Have you eva_wanda_ y? These are old questions but has anyone found the answers? My comments follow after the questions.

  • Do we press harder on a remote control when we know the batteries are going dead? For some thick-headed skull, yes, they still do this.
  • Why do banks charge a fee on “insufficient funds” when they know there is not enough money? My banker friend answered in one simple word: “Interest”. Go figure.
  • Why does someone believe you when you say there are four billion stars, but check when you say the paint is wet? Human instinct.

    Why does someone believe you when you say there are four billion stars, but check when you say the paint is wet?

    Why does someone believe you when you say there are four billion stars, but check when you say the paint is wet?

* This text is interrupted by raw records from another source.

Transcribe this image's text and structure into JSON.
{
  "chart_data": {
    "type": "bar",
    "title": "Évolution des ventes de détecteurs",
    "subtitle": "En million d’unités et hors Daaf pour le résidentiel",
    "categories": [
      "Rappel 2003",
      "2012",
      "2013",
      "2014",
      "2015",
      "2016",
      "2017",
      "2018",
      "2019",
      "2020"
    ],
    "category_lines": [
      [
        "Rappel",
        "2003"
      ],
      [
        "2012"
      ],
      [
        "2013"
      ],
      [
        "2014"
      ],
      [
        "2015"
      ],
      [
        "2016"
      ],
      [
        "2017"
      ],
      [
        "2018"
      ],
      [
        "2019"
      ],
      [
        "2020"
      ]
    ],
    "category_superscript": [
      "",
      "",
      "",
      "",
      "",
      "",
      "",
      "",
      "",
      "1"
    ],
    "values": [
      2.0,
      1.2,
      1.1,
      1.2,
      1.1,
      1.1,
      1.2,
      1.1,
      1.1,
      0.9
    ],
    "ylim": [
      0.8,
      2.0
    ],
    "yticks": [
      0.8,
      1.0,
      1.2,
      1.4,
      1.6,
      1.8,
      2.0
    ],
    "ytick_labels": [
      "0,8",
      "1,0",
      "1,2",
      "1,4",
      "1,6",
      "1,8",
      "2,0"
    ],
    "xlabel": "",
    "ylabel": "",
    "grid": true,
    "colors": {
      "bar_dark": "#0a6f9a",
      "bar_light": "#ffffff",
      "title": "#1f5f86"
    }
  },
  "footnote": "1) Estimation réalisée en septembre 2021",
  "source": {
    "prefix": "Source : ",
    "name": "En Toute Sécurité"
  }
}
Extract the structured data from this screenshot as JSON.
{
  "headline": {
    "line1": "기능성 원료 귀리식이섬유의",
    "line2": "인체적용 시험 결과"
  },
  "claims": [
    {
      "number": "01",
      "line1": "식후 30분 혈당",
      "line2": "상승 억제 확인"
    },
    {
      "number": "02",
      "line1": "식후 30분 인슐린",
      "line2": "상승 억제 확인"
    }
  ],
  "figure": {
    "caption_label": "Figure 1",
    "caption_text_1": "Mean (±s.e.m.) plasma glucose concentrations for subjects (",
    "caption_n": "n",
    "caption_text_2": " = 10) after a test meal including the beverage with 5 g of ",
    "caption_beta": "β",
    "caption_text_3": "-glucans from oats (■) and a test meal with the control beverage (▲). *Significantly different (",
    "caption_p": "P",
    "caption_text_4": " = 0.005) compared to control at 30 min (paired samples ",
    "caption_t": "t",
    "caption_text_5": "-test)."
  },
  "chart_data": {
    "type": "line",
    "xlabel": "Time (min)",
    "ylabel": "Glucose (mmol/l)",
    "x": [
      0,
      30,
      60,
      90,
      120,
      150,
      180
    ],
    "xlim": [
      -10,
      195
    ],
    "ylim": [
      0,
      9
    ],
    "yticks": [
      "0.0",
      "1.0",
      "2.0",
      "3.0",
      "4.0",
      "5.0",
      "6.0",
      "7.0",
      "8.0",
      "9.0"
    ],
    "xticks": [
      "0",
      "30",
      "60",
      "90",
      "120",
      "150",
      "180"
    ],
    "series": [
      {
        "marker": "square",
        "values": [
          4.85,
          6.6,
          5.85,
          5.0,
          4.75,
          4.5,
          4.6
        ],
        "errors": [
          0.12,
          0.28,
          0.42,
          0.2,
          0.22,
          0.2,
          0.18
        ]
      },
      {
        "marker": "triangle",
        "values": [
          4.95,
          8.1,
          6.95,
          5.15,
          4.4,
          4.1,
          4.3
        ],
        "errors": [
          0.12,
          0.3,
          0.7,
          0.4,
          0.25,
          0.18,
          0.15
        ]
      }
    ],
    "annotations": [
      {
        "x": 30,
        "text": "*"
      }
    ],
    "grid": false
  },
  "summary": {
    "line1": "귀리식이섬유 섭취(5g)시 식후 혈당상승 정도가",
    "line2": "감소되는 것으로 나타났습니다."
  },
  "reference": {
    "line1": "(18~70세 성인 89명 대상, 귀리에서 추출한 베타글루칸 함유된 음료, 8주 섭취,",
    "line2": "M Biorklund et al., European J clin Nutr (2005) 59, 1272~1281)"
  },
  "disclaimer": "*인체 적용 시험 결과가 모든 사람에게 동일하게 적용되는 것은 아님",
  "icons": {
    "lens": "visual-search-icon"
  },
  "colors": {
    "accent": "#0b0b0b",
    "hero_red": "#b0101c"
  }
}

  • Why doesn’t glue stick to the bottle? Have tried this with white glue. Explaination: Regular, white glue is made from various synthetic chemicals. The chemical molecules are in the form of polymers, or long strands. Some are sticky, and others are stretchy. The proper combination of stretchy and sticky polymers make good glue.
    White glue also contains water. When the glue is exposed to air, the water evaporates, and the glue hardens and dries. When you glue things together with white glue, it’s the evaporation of the water that allows the bond to hold. This is called mechanical adhesion. In the bottle, the water within the glue is protected from air. It remains in the glue, and the glue stays in its liquid state. That’s why it doesn’t stick to the inside of the bottle.
  • Why do they use sterilized needles for death by lethal injection? Common-sense question.
  • Why doesn’t Tarzan have a beard? To attract Jane obviously. Can’t be the animals.
  • Why does Superman stop bullets with his chest, but ducks when you throw a revolver at him? He may be  a man of steel but is as afraid as all of us.
  • Why do Kamikaze pilots wear helmets? Okay this is a bit of an old question already. Read some of the answers here.
  • Whose idea was it to put an “S” in the word “lisp”?  Wiki answers: In computer programming, LISP is not an acronym but stands for ‘List Programming’. More here. Lisp as a word means speech difficulty so I am looking for the founder of this word on why he or she came up with a difficult word for someone with a speech difficulty?
  • If people evolved from apes, why are there still apes? Ey Darwin?
  • Why is it that no matter what color bubble bath you use the bubbles are always white? Call it marketing.
  • Is there ever a day that mattresses are not on sale? Go figure, again.
  • Why do people constantly return to the refrigerator with hopes that something new to eat will have materialized? (Like me….)
  • Why do people keep running over a string a dozen times with their vacuum cleaner, then reach down, pick it up, examine it, then put it down to give the vacuum one more chance? (Lime me…hehehe..poor cleaner)
  • Why is it that no plastic bag will open from the end on your first try? Try this especially if you dont have patience.
  • How do those dead bugs get into those enclosed light fixtures? I will try to catch a video on this.
  • When we are in the supermarket and someone rams our ankle with a shopping cart then apologizes for doing so, why do we say, “It’s all right?” Well, it isn’t all right, so why don’t we say, “That hurt, you stupid idiot?” We, especially those born under the sign of Libra, are usually nice people though we always get hurt.
  • Why is it that whenever you attempt to catch something that’s falling off the table you always manage to knock something else over? Remember Mr Bean?
  • In winter why do we try to keep the house as warm as it was in summer when we complained about the heat? Whining wont get you anywhere.
  • How come you never hear father-in-law jokes? Err…
  • And…… The statistics on sanity are that one out of every four persons is suffering from some sort of mental illness. Think of your three best friends — if they’re okay, then it’s you!!